Bahkan dalam hubungan kami dengan berbagai pihak, kami sempat menyarankan  agar beberapa situs online terkemuka dengan suka rela memasangkan banner kampanye yang kami atau pemerintah perjuangkan, ya gitu deh.. masih ditanggapi dingin dan dianggap angin lalu, seolah-olah tidak menghasilkan keuntungan secara komersial. Itu saja sudah sulit, apalagi mengajak mereka untuk ikut berkampanye secara sadar baik online maupun offline

Sama halnya saran kami kepada beberapa operator agar juga memberikan informasi yang sama, juga masih dilirik dengan sebelah mata. Disamping beriklan, kami berharap pihak operator/ISP juga mengkampanyekan agar orang tua perlu melakukan pengawasan yang baik bagi anak dalam memanfaatkan peralatan cangih mereka dan menyediakan fitur-fitur tutorial parenting control agar secara teknis dapat dipraktekan secara mandiri oleh orang tua untuk meminimalisir dampak penyalahgunaan TIK. Semua ini mungkin dianggap dapat menganggu strategi pemasaran mereka, lalu kemudian dengan dana CSR yang dialokasikan secara terbatas untuk kegiatan seperti ini, beberapa divisi internal mulai secara mandiri “ikut-ikutan” melakukan sosialisasi agar terkesan meramaikan.

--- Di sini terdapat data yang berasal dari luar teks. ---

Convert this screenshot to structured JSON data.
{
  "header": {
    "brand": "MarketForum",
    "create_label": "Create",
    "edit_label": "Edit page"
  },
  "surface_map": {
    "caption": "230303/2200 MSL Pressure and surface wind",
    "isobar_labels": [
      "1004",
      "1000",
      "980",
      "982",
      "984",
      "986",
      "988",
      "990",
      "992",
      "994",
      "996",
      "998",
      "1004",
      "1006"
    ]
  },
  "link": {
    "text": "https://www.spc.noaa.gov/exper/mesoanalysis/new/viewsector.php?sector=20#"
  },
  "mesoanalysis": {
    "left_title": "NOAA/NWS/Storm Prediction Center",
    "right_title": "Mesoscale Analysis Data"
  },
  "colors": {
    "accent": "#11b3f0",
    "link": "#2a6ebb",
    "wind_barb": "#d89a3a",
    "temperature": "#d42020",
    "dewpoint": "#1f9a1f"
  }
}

Saya sepakat dengan pendapat, “Komandan” ICT Watch, Donny BU, agar pesan dan peringatan kami sampai ke masyarakat, tidak cukup bila hanya pemerintah yang beraksi apalagi tidak tepat sasaran dan tanpa survey dan data pendukung. Mengharapkan satu NGO atau komunitas saja untuk membantu melakukan sosialisasi isu seperti ini tidaklah mungkin tercapai, oleh karena itu memang perlu adanya penanganan bersama, adanya kolaborasi semua komponen masyarakat, termasuk pelaku usaha maupun pemerintah.

Dari semua upaya tersebut, garda terdepan adalah orang tua, namun pertanyaannya sejauh mana orang tua dapat menaruh perhatian terhadap hal ini? Atau sejauh mana para pembaca artikel atau mereka yang telah mendengarkan sosialisasi tentang isu seperti ini dapat membantu menyebarluaskan upaya pencegahan dan penanganan penyalahgunaan TIK ini kepada orang terdekat, minimal keluarga, lingkungan atau komunitas dimana mereka berkecimpung?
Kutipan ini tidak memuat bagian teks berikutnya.